Improve agent security by providing granular control over Prisma Access Agent
protection with unique one-time passwords, emergency access options, and comprehensive audit
logging.
Enhanced anti-tamper protection for Prisma
Access Agent extends the current anti-tamper protection implementation by
introducing a secure and flexible approach to protecting agent services, processes,
files, and registries from unauthorized tampering.
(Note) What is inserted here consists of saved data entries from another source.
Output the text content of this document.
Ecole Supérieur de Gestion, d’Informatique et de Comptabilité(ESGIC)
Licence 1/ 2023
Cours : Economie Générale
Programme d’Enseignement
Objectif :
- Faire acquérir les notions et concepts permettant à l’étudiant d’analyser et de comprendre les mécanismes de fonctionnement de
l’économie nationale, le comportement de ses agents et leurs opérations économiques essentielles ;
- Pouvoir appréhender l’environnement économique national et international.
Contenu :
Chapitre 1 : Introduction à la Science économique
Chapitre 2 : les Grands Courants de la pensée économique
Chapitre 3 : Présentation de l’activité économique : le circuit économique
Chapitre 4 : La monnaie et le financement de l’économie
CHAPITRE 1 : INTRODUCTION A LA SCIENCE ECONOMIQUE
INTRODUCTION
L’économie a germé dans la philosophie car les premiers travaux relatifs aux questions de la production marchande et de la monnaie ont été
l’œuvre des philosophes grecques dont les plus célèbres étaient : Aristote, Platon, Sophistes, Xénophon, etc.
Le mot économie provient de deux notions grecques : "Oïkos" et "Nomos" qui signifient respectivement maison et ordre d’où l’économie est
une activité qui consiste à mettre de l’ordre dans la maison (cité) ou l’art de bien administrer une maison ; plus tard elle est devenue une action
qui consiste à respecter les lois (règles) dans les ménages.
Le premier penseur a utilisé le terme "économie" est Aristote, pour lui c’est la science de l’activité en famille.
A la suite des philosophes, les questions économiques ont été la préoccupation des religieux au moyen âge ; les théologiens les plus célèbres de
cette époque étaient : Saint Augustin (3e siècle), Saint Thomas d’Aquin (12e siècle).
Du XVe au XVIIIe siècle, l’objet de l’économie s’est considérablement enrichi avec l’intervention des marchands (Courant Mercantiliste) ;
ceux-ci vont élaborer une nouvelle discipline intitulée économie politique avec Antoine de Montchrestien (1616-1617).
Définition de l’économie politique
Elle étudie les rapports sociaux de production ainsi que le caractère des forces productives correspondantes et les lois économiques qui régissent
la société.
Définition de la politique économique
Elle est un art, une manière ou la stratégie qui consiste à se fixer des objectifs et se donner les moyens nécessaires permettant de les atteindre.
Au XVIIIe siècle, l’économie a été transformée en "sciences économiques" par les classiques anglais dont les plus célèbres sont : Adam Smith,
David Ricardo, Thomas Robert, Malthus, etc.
The enhanced anti-tamper
protection provides unique one-time passwords (OTPs) and more granular configuration
where you can configure privileged access tokens per user and user group, enabling
more granular control over who can modify the agent and when.
Enhanced anti-tamper protection supports the following use cases:
Granular anti-tamper protection—Gives you the flexibility to configure
anti-tamper settings (also called privileged access protection settings) at
a per-user or per-user group level.
Selective protection for operational teams—Temporarily disable privileged
access protection for certain users or user groups who need the ability to
modify files and folders, such as DevOps users, while maintaining
anti-tamper protection for the rest of your users and user groups.
Streamlined bulk operations—Allow certain users to perform batch operations
such as installing Prisma Access Agent on endpoints for specific users or
user groups.
Offline access continuity—For emergency situations, such as when a device
loses network connectivity, an emergency Privileged Access Token allows
authorized users to perform necessary maintenance.
User-initiated troubleshooting—Provides time-bound access for problem
resolution by providing time-limited Privileged Access OTPs for specific
troubleshooting scenarios. This enables self-service problem resolutions
while maintaining security controls.
The enhanced anti-tamper protection introduces several types of access passwords to
address different scenarios. The Privileged Access Token serves as an emergency
override solution for critical situations, such as when a device loses network
connectivity. The Privileged Access OTP enables end users to execute any privileged
command for troubleshooting. Specific operation OTPs are also available for targeted
actions like disabling or uninstalling the agent. You can configure the duration for
which protection remains disabled after using these tokens, with values ranging from
30-480 minutes.
Role-based access control (RBAC) ensures that only authorized administrators, such as
superusers or security administrators, can access the Privileged Access Token. Any
administrator who has access to the Inventory page can view and copy OTPs. All OTPs
are automatically refreshed after one-time usage and are never stored on the
endpoint, maintaining a secure environment even if a device is compromised.